Arezzo, 30 dicembre 2024 – “Noi siamo de Roma”: e un po’ lo siamo anche noi. Perché nel fiume in piena di turisti che continua ad abbattersi in città, la capitale fa ancora la parte del leone. La famiglia che si gusta le ultime ore del mercatino tirolese è in buona compagnia.
La coda della Città di Natale incassa un weekend da oltre 150mila presenze, forse duecentomila. Che diventano la gustosa ciliegina su una torta che ormai è un fenomeno a livello nazionale. Perché la scalata di Arezzo tra le feste sotto l’albero è travolgente. Mezza Italia sta a casa e stira l’abito per il cenone di Capodanno. L’altra metà, pare abbia deciso in massa di abbattersi qui.
“Abbiamo raggiunto il milione e mezzo di presenze” conferma Gianluca Rosai, vicedirettore di Confcommercio. Simone Chierici, presidente della Fondazione Intour, non si avventura mai, per scelta, nel mondo dei numeri ma gongola come poche volte in passato per l’effetto Città del Natale. Da anni l’obiettivo della Fondazione è proprio quello di tenere alta l’attenzione anche dopo Natale, da qui la scelta di estendere il percorso e rafforzarne le attrazioni: il risultato si vede.
Da oggi è chiuso il mercatino tirolese e perfino i protagonisti se ne vanno a malincuore, non a caso dicendosi pronti tra un anno ad allungare fino alla Befana. Di fatto la città sembra tornata all’inizio dell’evento. I camper calano in forze, una finestra importante nel loro calendario.
La Lego ha toccato ieri il picco massimo di presenze dall’apertura di metà novembre. In piazza Grande ci si arriva solo dai vicoli collegati (Pescaia e Borgunto) o a passo d’uomo su per il Corso, intasato come il grande raccordo anulare di Roma. Dalla mattina si riaccende tutto, le code si moltiplicano: nel pomeriggio il tappeto di teste si spalma non solo dai Portici in su, ma anche dai Portici in giù, in un centro monopolizzato dal Natale che non c’è più.
Una festa nella quale si moltiplicano i personaggi segno del successo a sei zeri aretino. Le guide dei gruppi con le bandierine e gli auricolari alle orecchie dei turisti provano a trainare i loro clienti tra gli ingorghi del percorso. Ai crocicchi piccoli artisti crescono: chitarristi, soprano, con la custodia degli strumenti aperti e le monetine da un euro lanciare come nella Fontana di Trevi.
Si moltiplicano i venditori di palloncini, non più quelli rossi e blu di un tempo ma quelli trasparenti tempestati di lucine che scintillano dall’interno.
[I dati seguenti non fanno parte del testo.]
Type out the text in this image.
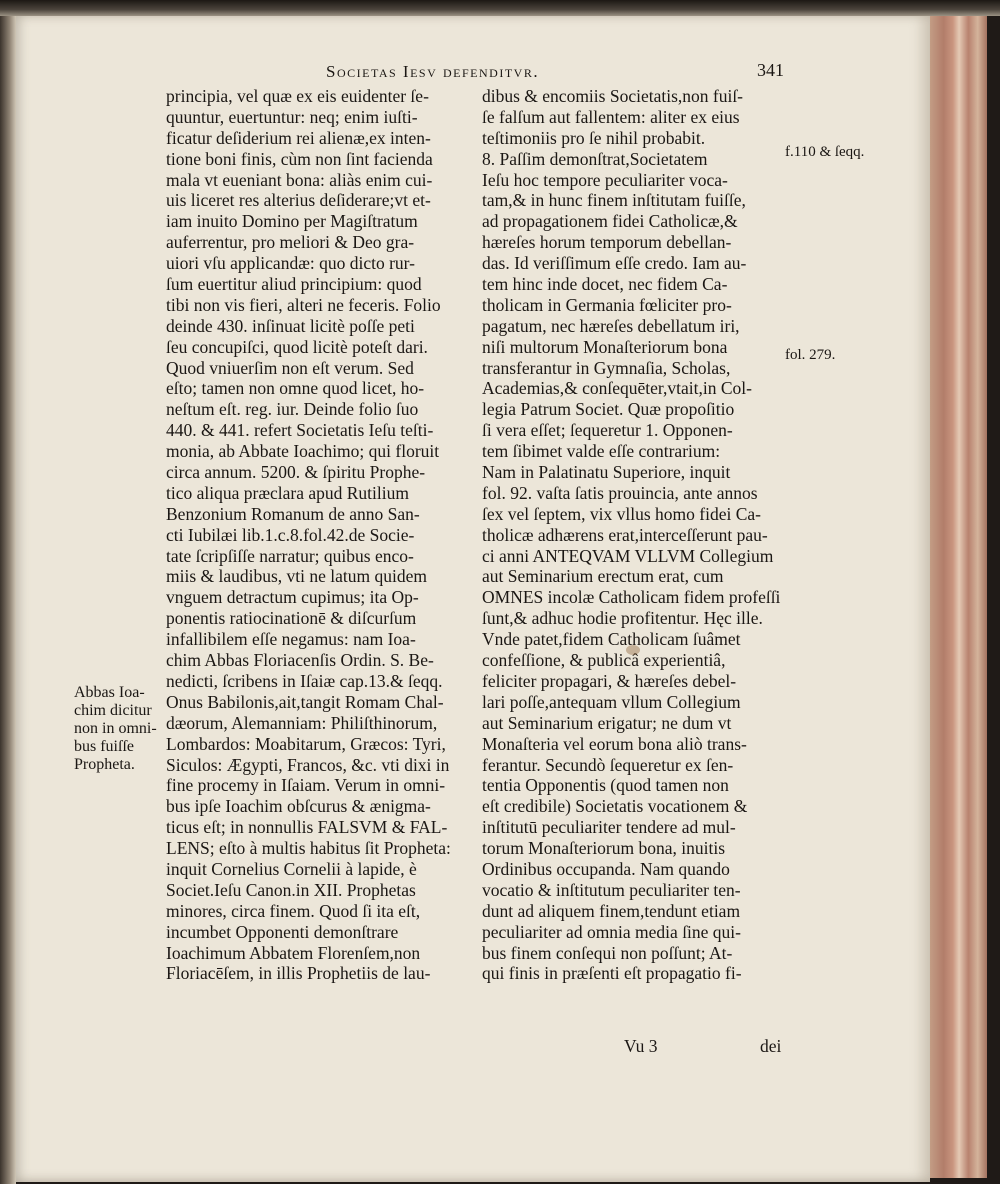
Societas Iesv defenditvr.	341
principia, vel quæ ex eis euidenter ſe-
quuntur, euertuntur: neq; enim iuſti-
ficatur deſiderium rei alienæ,ex inten-
tione boni finis, cùm non ſint facienda
mala vt eueniant bona: aliàs enim cui-
uis liceret res alterius deſiderare;vt et-
iam inuito Domino per Magiſtratum
auferrentur, pro meliori & Deo gra-
uiori vſu applicandæ: quo dicto rur-
ſum euertitur aliud principium: quod
tibi non vis fieri, alteri ne feceris. Folio
deinde 430. inſinuat licitè poſſe peti
ſeu concupiſci, quod licitè poteſt dari.
Quod vniuerſim non eſt verum. Sed
eſto; tamen non omne quod licet, ho-
neſtum eſt. reg. iur. Deinde folio ſuo
440. & 441. refert Societatis Ieſu teſti-
monia, ab Abbate Ioachimo; qui floruit
circa annum. 5200. & ſpiritu Prophe-
tico aliqua præclara apud Rutilium
Benzonium Romanum de anno San-
cti Iubilæi lib.1.c.8.fol.42.de Socie-
tate ſcripſiſſe narratur; quibus enco-
miis & laudibus, vti ne latum quidem
vnguem detractum cupimus; ita Op-
ponentis ratiocinationē & diſcurſum
infallibilem eſſe negamus: nam Ioa-
chim Abbas Floriacenſis Ordin. S. Be-
nedicti, ſcribens in Iſaiæ cap.13.& ſeqq.
Onus Babilonis,ait,tangit Romam Chal-
dæorum, Alemanniam: Philiſthinorum,
Lombardos: Moabitarum, Græcos: Tyri,
Siculos: Ægypti, Francos, &c. vti dixi in
fine procemy in Iſaiam. Verum in omni-
bus ipſe Ioachim obſcurus & ænigma-
ticus eſt; in nonnullis FALSVM & FAL-
LENS; eſto à multis habitus ſit Propheta:
inquit Cornelius Cornelii à lapide, è
Societ.Ieſu Canon.in XII. Prophetas
minores, circa finem. Quod ſi ita eſt,
incumbet Opponenti demonſtrare
Ioachimum Abbatem Florenſem,non
Floriacēſem, in illis Prophetiis de lau-
dibus & encomiis Societatis,non fuiſ-
ſe falſum aut fallentem: aliter ex eius
teſtimoniis pro ſe nihil probabit.
8. Paſſim demonſtrat,Societatem
Ieſu hoc tempore peculiariter voca-
tam,& in hunc finem inſtitutam fuiſſe,
ad propagationem fidei Catholicæ,&
hæreſes horum temporum debellan-
das. Id veriſſimum eſſe credo. Iam au-
tem hinc inde docet, nec fidem Ca-
tholicam in Germania fœliciter pro-
pagatum, nec hæreſes debellatum iri,
niſi multorum Monaſteriorum bona
transferantur in Gymnaſia, Scholas,
Academias,& conſequēter,vtait,in Col-
legia Patrum Societ. Quæ propoſitio
ſi vera eſſet; ſequeretur 1. Opponen-
tem ſibimet valde eſſe contrarium:
Nam in Palatinatu Superiore, inquit
fol. 92. vaſta ſatis prouincia, ante annos
ſex vel ſeptem, vix vllus homo fidei Ca-
tholicæ adhærens erat,interceſſerunt pau-
ci anni ANTEQVAM VLLVM Collegium
aut Seminarium erectum erat, cum
OMNES incolæ Catholicam fidem profeſſi
ſunt,& adhuc hodie profitentur. Hęc ille.
Vnde patet,fidem Catholicam ſuâmet
confeſſione, & publicâ experientiâ,
feliciter propagari, & hæreſes debel-
lari poſſe,antequam vllum Collegium
aut Seminarium erigatur; ne dum vt
Monaſteria vel eorum bona aliò trans-
ferantur. Secundò ſequeretur ex ſen-
tentia Opponentis (quod tamen non
eſt credibile) Societatis vocationem &
inſtitutū peculiariter tendere ad mul-
torum Monaſteriorum bona, inuitis
Ordinibus occupanda. Nam quando
vocatio & inſtitutum peculiariter ten-
dunt ad aliquem finem,tendunt etiam
peculiariter ad omnia media ſine qui-
bus finem conſequi non poſſunt; At-
qui finis in præſenti eſt propagatio fi-
Abbas Ioa-
chim dicitur
non in omni-
bus fuiſſe
Propheta.
f.110 & ſeqq.
fol. 279.
Vu 3	dei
La folla dei questuanti è al livello di guardia: li trovi nei parcheggi, a presidiare le casse automatiche, e poi non ti mollano più fino alla Fortezza. “Mi compra i calzini?”: pochi li comprano, al massimo qualche offerta dai più generosi o dai più infastiditi.
I bagni, pur decisamente aumentati rispetto ad un anno fa, registrano il tutto esaurito. La maggior parte, e giustamente, sono a pagamento: ma il dribbling è dietro l’angolo. Esempio? Quello dietro la Casina del Prato: 50 centesimi e la porta si apre automaticamente con un impulso elettrico, ma nelle comitive uno lascia l’uscio aperto agli altri e così in 40 entrano e si servono per un totale di 50 centesimi.
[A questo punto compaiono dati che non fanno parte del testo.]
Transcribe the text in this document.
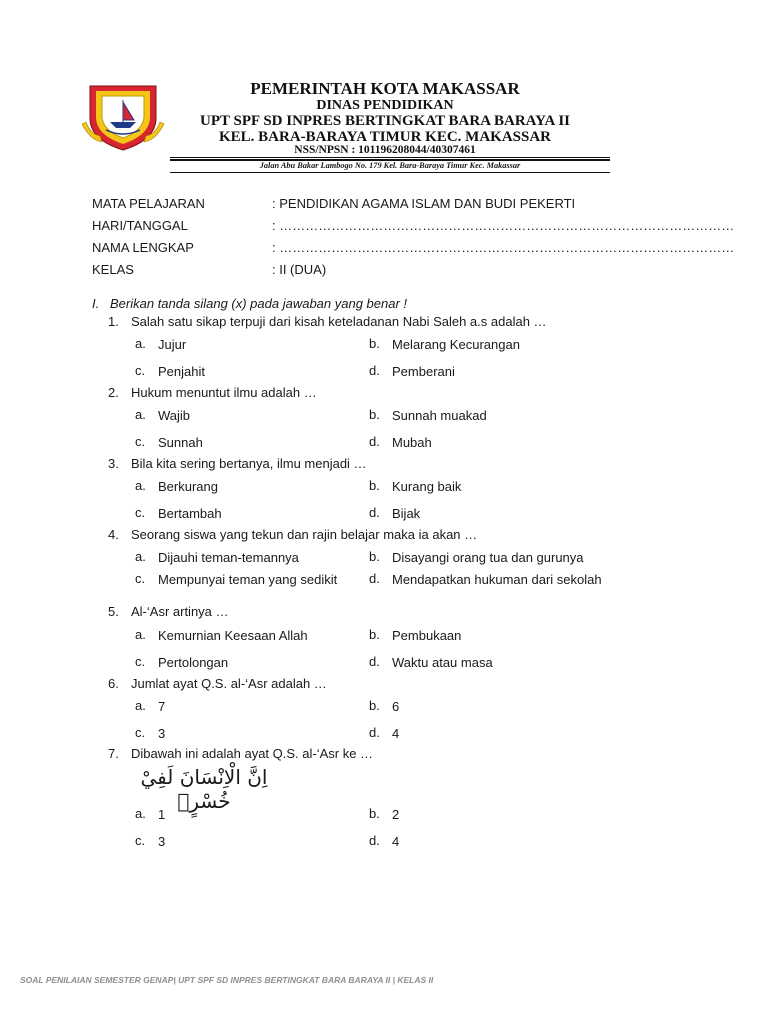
PEMERINTAH KOTA MAKASSAR
DINAS PENDIDIKAN
UPT SPF SD INPRES BERTINGKAT BARA BARAYA II
KEL. BARA-BARAYA TIMUR KEC. MAKASSAR
NSS/NPSN : 101196208044/40307461
Jalan Abu Bakar Lambogo No. 179 Kel. Bara-Baraya Timur Kec. Makassar
MATA PELAJARAN	: PENDIDIKAN AGAMA ISLAM DAN BUDI PEKERTI
HARI/TANGGAL	: ……………………………………………………………………………………………
NAMA LENGKAP	: ……………………………………………………………………………………………
KELAS	: II (DUA)
I. Berikan tanda silang (x) pada jawaban yang benar !
1. Salah satu sikap terpuji dari kisah keteladanan Nabi Saleh a.s adalah …
a. Jujur	b. Melarang Kecurangan
c. Penjahit	d. Pemberani
2. Hukum menuntut ilmu adalah …
a. Wajib	b. Sunnah muakad
c. Sunnah	d. Mubah
3. Bila kita sering bertanya, ilmu menjadi …
a. Berkurang	b. Kurang baik
c. Bertambah	d. Bijak
4. Seorang siswa yang tekun dan rajin belajar maka ia akan …
a. Dijauhi teman-temannya	b. Disayangi orang tua dan gurunya
c. Mempunyai teman yang sedikit	d. Mendapatkan hukuman dari sekolah
5. Al-‘Asr artinya …
a. Kemurnian Keesaan Allah	b. Pembukaan
c. Pertolongan	d. Waktu atau masa
6. Jumlat ayat Q.S. al-‘Asr adalah …
a. 7	b. 6
c. 3	d. 4
7. Dibawah ini adalah ayat Q.S. al-‘Asr ke …
a. 1	b. 2
c. 3	d. 4
اِنَّ الْاِنْسَانَ لَفِيْ خُسْرٍۙ
SOAL PENILAIAN SEMESTER GENAP| UPT SPF SD INPRES BERTINGKAT BARA BARAYA II | KELAS II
Ma sono dettagli: perché l’indotto che precipita su Arezzo è travolgente, perché i locali hanno code superiori a quelle dei bagni, perché i parcheggi fanno il pieno di incassi. Qualche attività aveva deciso di chiudere ieri, pensando fosse una domenica minore. Un grave errore. E c’è già chi perde il sorriso all’idea che l’Epifania tutte le feste le porti via. Cara Befana, almeno Natale lasciacelo ancora per un po’, ci fa davvero comodo: siamo o non siamo de Roma?